Tutto questo, per Buccellati, insieme al fatto che Abramo non ha intorno a sé un alone di leggenda, non può essere ridotto a puro artificio letterario, frutto della fantasia di un circolo di intellettuali del quinto secolo prima di Cristo. Più che di mito, l’archeologo preferisce parlare di “memoria epica”, di Iliade più che di Eneide. C’è infine la familiarità di Abramo con l’assoluto. Abramo che dà del “tu” a Dio, che discute con lui e magari contratta e che assume una posizione decisamente nuova rispetto all’io mesopotamico o degli amorrei. In conclusione, per Buccellati la “dimensione storica di Abramo è fragile” ma del tutto plausibile.
L’archeologo all’inizio del suo intervento, proiettando una diapositiva nera, aveva ricordato il direttore del sito archeologico di Palmira, Khaled Asaad, assassinato dall’Isis. Poi, con lo sfondo di un Khaled sorridente, accanto ad un reperto da lui messo in salvo, ha chiesto un attimo di raccoglimento per l’amico scomparso.
Carbajosa, riprendendo il discorso di Buccellati, si è soffermato sulla nascita dell’io a cui fa riferimento il titolo della mostra, oltre che dell’incontro. Un titolo tratto da una citazione di don Luigi Giussani, secondo cui Dio ha scelto Abramo per farsi conoscere dagli uomini e per salvarli.

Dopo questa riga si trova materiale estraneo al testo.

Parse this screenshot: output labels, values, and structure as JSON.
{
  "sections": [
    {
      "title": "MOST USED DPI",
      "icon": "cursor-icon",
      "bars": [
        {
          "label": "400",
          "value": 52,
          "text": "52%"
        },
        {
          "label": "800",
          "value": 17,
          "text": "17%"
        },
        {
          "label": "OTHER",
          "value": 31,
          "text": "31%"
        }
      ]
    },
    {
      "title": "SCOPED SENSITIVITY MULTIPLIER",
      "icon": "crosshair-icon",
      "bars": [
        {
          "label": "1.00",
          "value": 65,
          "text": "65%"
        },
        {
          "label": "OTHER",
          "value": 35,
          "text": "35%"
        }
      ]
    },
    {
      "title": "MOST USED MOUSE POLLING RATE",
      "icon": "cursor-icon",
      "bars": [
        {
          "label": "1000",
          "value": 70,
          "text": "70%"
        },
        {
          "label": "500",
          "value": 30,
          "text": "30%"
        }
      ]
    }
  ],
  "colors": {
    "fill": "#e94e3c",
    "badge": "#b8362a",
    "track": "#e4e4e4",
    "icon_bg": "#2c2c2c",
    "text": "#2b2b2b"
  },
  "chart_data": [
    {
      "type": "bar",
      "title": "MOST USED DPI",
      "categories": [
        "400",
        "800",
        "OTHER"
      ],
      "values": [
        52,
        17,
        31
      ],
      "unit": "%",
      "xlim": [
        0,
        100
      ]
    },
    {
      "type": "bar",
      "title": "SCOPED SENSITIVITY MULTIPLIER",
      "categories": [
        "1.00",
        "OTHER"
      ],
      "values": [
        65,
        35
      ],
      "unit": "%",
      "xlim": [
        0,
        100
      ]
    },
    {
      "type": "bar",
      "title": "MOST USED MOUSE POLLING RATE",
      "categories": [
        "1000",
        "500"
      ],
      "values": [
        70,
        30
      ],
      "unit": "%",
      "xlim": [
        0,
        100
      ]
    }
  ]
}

“L’intervento di Dio nella storia, attraverso l’avvenimento storico di Abramo – ha osservato Carbajosa – ha salvato l’uomo rivelandolo a se stesso”. Il relatore ha aggiunto subito che l’intreccio tra la natura e la storia è “difficilmente sopportabile per la ragione moderna”. È necessario quindi che una fede religiosa pura, “una fede di ragione”, debba allargare gli spazi della propria razionalità e non rifiutare gli elementi storici presenti nella Bibbia. Il docente ha poi invitato a volgere lo sguardo alla chiamata storica di Abramo, che segna la nascita dell’io: l’io in rapporto con un Tu. Dio alla domanda: “Chi sono io?” risponde: “Io sono Tu” ed in questo modo si rinnova il senso religioso dell’umanità.

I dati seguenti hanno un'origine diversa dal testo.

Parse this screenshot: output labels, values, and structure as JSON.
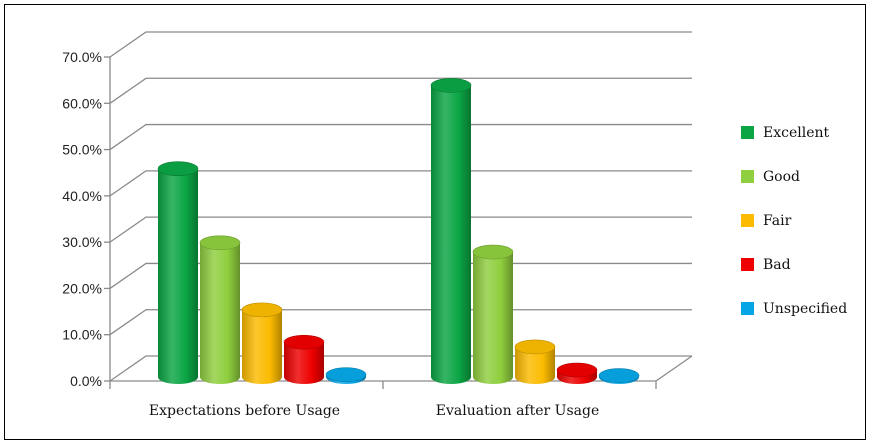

Da quando Dio è entrato nella vita dell’uomo, l’io è perciò diventato protagonista del tempo e della storia. “Soltanto l’irrompere di Dio nel tempo – ha osservato il teologo – interrompe la ciclicità che lo aveva da sempre caratterizzato nei secoli antichi”. Quindi il destino dell’uomo e il suo compimento hanno luogo quando l’io si concepisce dentro un popolo. Dio ha costituito un’alleanza e la storia del popolo d’Israele diventa la storia della salvezza di tutta l’umanità. “Cristo è il vero discendente di Abramo – è l’osservazione del relatore – perché obbedisce al volere del Padre: tutti quelli che gli appartengono sono i discendenti di Abramo”. Il mistero della storia ha il fine di condurre l’uomo a interrogarsi e ritrovare se stesso. “Per salvare il mondo Dio sceglie Abramo e così – ha concluso Carbajosa – dire di sì a Colui che ci chiama è il contributo più grande al mondo”. Quindi costituire un io cosciente del proprio destino è la sfida per chi vuole essere all’altezza dei nostri tempi.